Sürekli birbirleri hakkında yazan ve bunu alaycılıkla, hakaretle, kabalıkla yapan köşe yazarlarına bir önerim var: Bir an durun ve düşünün. Bunları gidip yüzüne karşı söyleyebilir miyim? Söyleyemezseniz, yazmayın! Karşınızdakinin gözünün içine bakarak söyleyemeyeceğiniz ifadeleri kullanmayın! Yakışanı ve yakışıklısı budur. Yazı yazan insanı doğru çizgide tutacak olan ölçüt de budur.
***
Aşağıdan gelip geçenlerin kafasına taş atıp duran sümüklü haylazın balkonu ile bir gazete köşesi arasında fark olmalı, değil mi? Yoksa yanılıyor muyum?
***
Zamanında gazete yayın yönetmenliği de yapan biri hakkımda yazdığı utanılacak aşağılıktaki yazıya "medyanın ajdarı" başlığı koymuştu. Karşılaştığımız her seferinde hakkımda ettiği bu sözü üstlenecek en küçük bir ima ve davranışta bulunmadı. Ortalıktan sıvışmayı tercih etti. Eğer böyle olacaktıysa, o lafları niye edersin be adam? Köşelerimiz kişiliğimizden bu kadar kopuksa ve okuru kalkan gibi kullanıyorsak... Ne anlamı var hayatlarımız üzerine böylesine iddialı biçimde yazıp çizdiklerimizin?
***
Hürriyet Kelebek'te bir arkadaş da geçenlerde benim bir tür "Küçük Emrah" olduğumu yazdı. Alaycı bir dille ve aşağılamak isteyerek!.. Etkilenmedim. Sadece merak ediyor ve bu arkadaşı kahveye bekliyorum:
Gözümün içine bakarak "Haşmet Abi ya, şu NTV meselesinde vallahi Küçük Emrah gibi oldun" derse, alnından öperim. Bu başka şeydir çünkü... Köşesinde böyle diyerek aklı sıra benimle alay etmeye kalkışması ve bu yolla okurunu eğlendirdiğini sanması ise bambaşka bir şeydir.
***
Neden yaz öğleden sonralarını, ikindileri seviyor ve kutsal sayıyorum? Belki şöyle anlatabilirim. Her şey ağırlaşıyor sanki ikindi vakti. Yeryüzü sanki daha yavaş dönüyor, sanki gündelik ihtiyaçlar ve koşuşturmacalar silinip gidiyor. Geriye bir nefes sesi kalıyor. O zaman işte... galiba sadece o zamanlar... dönüp bize bahşedilen hayatın geniş göğsüne bakıyorum! Tatlı tatlı inip kalkıyor. Başımı oraya yaslıyorum. Huzurluyum.
***
Gitmek, varmak değil. Varmak, ah! Ulaşmak değil! Bu yaşımda daha iyi anlıyorum. Ve artık isyansız kabulleniyorum bunu. Hatırlıyorum da, Sezai Karakoç bir şiirinde "

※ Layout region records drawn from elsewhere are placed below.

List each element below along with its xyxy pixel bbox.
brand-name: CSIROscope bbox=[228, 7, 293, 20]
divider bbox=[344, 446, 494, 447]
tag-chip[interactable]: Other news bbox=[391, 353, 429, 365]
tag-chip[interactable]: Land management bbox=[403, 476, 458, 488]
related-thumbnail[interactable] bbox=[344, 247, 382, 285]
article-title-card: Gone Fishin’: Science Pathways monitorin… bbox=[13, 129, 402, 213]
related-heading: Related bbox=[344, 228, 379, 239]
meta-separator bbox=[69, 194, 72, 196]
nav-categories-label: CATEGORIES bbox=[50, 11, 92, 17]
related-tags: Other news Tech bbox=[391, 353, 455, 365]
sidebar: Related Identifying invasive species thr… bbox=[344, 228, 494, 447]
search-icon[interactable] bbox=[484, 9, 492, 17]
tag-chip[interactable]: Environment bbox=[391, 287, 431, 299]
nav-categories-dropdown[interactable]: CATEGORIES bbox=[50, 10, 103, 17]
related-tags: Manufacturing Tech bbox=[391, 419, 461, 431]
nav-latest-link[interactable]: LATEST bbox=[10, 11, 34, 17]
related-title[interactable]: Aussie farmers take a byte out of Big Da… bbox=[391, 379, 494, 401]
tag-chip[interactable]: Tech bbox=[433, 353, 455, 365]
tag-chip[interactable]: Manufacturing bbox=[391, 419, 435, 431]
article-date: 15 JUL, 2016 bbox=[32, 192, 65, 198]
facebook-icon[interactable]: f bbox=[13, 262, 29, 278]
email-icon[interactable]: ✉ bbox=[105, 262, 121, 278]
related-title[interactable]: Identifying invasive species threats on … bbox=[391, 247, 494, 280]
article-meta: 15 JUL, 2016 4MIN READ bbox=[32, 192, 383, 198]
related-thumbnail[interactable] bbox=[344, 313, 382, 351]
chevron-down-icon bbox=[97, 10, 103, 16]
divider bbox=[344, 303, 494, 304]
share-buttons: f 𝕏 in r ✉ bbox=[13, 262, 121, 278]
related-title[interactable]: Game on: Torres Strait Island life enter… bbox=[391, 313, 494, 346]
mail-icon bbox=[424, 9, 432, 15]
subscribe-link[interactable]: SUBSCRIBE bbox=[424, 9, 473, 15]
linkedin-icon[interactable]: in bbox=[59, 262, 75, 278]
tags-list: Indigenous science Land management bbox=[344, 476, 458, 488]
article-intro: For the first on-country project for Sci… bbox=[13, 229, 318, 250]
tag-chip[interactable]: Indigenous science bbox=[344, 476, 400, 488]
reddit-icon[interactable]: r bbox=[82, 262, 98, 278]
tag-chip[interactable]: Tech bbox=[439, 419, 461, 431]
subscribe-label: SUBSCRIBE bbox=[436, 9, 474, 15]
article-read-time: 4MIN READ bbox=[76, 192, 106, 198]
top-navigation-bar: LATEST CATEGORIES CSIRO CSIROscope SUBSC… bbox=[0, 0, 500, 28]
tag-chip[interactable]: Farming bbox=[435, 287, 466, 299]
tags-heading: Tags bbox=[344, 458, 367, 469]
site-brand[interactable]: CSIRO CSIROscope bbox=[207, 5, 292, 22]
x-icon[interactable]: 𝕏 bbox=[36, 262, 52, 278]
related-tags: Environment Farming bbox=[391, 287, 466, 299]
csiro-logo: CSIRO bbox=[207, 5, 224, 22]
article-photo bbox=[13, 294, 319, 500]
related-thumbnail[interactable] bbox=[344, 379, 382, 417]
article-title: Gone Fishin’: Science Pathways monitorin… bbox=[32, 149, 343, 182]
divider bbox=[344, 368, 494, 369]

herkesin yüreğinden geçen bir coğrafya"dan söz ediyordu. Gidip gidip varacağımız ama asla ulaşamayacağımız bir coğrafyadan... Öyle bir şey, benimki de!
***
Sevmekte güçlü olan nefret etmekte de güçlü oluyor. Hızla seven hızla nefret ediyor. Daha çok seven daha çok nefret ediyor... Ah, aşk! Senin karşıtın elbette nefret değil! Sen bir tek kayıtsızlık vebasından ölüyorsun!